The dynamics and mechanism of structural diffusion in H₃PO₄ hydrogen-bond (H-bond) clusters were studied under excess proton conditions using ab initio calculations at the RIMP2/TZVP level and Born–Oppenheimer molecular dynamics (BOMD) simulations. The outstanding feature of our theoretical approach was the use of combined vibrational and NMR spectroscopic techniques that enable local dynamical motions and their activation energies to be studied in detail. Based on the concept of presolvation, H⁺(H₃PO₄)_n (n = 2–5) clusters were selected as model systems, in which the rate-determining intermediate complexes in the structural diffusion process were studied in detail.
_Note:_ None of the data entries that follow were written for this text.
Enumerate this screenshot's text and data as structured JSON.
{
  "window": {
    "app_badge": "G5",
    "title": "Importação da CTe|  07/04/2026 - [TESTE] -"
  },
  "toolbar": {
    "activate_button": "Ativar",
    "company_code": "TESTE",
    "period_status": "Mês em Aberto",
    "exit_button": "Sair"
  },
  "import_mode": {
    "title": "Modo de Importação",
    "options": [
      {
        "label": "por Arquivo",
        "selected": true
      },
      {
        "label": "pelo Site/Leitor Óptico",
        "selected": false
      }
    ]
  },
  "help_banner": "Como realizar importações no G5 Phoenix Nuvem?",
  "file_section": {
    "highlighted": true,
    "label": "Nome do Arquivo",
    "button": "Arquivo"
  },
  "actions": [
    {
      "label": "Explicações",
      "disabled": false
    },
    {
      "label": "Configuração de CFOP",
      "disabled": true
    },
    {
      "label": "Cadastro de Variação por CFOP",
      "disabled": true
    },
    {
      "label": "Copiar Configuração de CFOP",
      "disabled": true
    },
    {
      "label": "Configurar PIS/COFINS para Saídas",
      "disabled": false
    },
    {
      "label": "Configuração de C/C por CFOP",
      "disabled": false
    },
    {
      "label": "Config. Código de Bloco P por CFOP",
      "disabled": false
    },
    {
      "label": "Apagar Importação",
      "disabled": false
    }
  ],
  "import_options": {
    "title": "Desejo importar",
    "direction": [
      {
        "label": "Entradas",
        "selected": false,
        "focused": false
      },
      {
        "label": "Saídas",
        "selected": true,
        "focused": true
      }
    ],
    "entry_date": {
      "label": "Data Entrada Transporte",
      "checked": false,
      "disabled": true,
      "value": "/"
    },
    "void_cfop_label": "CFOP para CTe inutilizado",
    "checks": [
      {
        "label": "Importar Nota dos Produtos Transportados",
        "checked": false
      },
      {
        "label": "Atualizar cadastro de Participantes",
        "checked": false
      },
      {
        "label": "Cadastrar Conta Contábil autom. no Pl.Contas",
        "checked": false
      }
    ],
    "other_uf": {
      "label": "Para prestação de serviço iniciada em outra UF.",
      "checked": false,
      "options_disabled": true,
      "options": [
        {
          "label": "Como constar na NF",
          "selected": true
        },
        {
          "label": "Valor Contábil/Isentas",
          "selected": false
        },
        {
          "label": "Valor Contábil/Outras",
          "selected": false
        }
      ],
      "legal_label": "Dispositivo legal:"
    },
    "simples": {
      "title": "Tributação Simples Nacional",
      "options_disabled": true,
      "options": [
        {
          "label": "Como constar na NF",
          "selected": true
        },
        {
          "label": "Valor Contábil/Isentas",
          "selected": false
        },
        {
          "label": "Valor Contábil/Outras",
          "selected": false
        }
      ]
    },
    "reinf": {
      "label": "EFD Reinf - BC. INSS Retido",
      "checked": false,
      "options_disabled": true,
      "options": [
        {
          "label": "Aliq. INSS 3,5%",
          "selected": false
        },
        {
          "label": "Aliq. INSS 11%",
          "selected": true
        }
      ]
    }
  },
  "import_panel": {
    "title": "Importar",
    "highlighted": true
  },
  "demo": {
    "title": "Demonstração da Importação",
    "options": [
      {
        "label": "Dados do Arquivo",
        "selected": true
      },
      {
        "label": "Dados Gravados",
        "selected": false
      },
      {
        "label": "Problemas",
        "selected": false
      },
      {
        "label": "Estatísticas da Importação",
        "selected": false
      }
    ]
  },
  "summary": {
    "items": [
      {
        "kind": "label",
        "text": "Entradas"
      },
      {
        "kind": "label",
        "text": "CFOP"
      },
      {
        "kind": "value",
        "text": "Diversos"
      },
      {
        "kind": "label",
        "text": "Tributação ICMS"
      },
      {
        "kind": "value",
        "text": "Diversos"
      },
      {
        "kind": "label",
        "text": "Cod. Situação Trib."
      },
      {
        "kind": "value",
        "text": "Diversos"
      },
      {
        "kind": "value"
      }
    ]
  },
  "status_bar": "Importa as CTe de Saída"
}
The potential energy curves for proton displacement suggested that Zundel-like complexes are preferentially formed in linear H-bond chains in low local-dielectric environments, whereas Eigen-like complexes are stabilized in high local-dielectric environments. The RIMP2/TZVP results revealed that the Eigen–Zundel–Eigen mechanism, which leads to a positive charge displacement, is a short-range process (n = 2–3), and structural diffusion is enhanced by fluctuations in the H-bond chain length and local-dielectric environment. The vibrational and ¹H NMR spectra obtained from BOMD simulations confirmed the proposed mechanism and suggested that for protonated H₃PO₄ clusters, structural diffusion can proceed without the reorientation of H₃PO₄ molecules (frustrated rotation), as in the case of neat liquid H₃PO₄. Because the H⁺ species cannot be directly probed in experiments, this theoretical study suggested for the first time characteristic properties of exchanging protons in H₃PO₄ systems under excess proton conditions, which can be used to assist experimental investigations.